I recently visited Rome and came away profoundly disturbed by the stark contrast between the outward appearance of civilisation in the form exquisite art and impressive architecture, and the backdrop, or rather the foundation of murder, slavery, greed and savagery on which that ‘civilisation’ was built. Frankly, it not only surprised me, it disgusted me. One example, was on my visit to the Colosseum. Amongst other things, in its early days, the Colosseum had been used for re-enactments of sea battles, and was filled with water to enable this to happen. The tour guide explained to us that the arena came later, and was constructed over a network of tunnels, rooms and machinery that allowed different people, animals and scenery to be hoisted through the floor for the games. The word ‘arena’ is derived from the Latin word ‘harena’ – a type of fine sand. Why? The reason for this change, according to our archaeologist guide, was that the sand was the perfect solution to absorb all the blood. Nice.

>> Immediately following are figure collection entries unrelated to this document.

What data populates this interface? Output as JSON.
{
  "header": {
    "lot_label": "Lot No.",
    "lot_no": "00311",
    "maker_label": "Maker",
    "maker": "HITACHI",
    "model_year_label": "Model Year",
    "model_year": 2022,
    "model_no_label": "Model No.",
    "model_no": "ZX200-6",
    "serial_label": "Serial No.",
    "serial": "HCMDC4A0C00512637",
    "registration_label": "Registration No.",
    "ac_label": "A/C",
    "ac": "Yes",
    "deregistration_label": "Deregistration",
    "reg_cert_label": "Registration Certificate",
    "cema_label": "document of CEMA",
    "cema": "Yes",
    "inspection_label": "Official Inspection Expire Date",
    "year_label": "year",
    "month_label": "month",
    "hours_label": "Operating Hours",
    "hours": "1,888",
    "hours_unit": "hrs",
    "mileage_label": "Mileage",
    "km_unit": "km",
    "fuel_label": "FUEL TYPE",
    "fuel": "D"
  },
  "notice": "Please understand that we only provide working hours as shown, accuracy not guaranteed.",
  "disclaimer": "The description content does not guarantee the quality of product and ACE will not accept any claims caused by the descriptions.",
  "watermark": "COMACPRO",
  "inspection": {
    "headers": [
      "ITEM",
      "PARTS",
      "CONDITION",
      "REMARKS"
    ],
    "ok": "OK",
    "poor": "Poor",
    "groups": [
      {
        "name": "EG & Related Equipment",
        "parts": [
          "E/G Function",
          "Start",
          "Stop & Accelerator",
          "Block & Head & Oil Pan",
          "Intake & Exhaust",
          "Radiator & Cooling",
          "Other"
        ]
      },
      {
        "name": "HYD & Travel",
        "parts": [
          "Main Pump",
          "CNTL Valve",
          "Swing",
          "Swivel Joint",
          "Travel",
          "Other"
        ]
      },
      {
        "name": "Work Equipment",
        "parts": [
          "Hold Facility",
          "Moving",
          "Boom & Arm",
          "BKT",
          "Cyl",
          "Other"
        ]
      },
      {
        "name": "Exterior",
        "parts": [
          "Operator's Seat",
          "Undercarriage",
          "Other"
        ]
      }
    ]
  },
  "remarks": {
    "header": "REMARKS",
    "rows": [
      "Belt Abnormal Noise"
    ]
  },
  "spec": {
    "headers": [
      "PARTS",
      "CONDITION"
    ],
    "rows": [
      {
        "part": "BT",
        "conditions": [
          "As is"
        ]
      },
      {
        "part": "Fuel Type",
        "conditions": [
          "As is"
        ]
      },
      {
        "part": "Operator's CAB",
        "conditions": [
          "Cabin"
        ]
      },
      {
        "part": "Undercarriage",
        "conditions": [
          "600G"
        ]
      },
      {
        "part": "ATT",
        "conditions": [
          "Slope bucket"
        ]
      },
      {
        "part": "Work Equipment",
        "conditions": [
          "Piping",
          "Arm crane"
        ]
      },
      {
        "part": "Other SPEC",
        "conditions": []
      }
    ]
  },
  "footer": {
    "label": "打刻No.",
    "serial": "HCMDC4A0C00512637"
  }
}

What’s my point? Basically that Romans were serious experts at death. Crucifixion was an effective method among many they had of getting the job done. Without someone to make a case for Jesus’ reprieve, he would have died, I’m sure of it.

The bible gives extra details about what Jesus endured before he even got to be crucified, which is examined here – OK so it’s a Christian website, so there a lot of references to the ‘meaning’ of Jesus death, but if you’re a sceptic and want to strip that out, go ahead, I’m linking to it because I reckon it adds weight to the case that crucifixion was an effective method of killing (not terribly efficient, it has to be said, but I gather the torture of it was part of the punishment) – its gives the views of physiologists about what would’ve been going on with someone’s body during crucifixion, and how they would have died. The practises of the torture meted out to Jesus, as described in the bible, are backed up by historical records about how Romans treated criminals, and I’ve found a good summary here.

So, I think I’m done on this post for now. Did Jesus die? Of course. Did he die by crucifixion? I’m convinced that weight of evidence suggests that he did.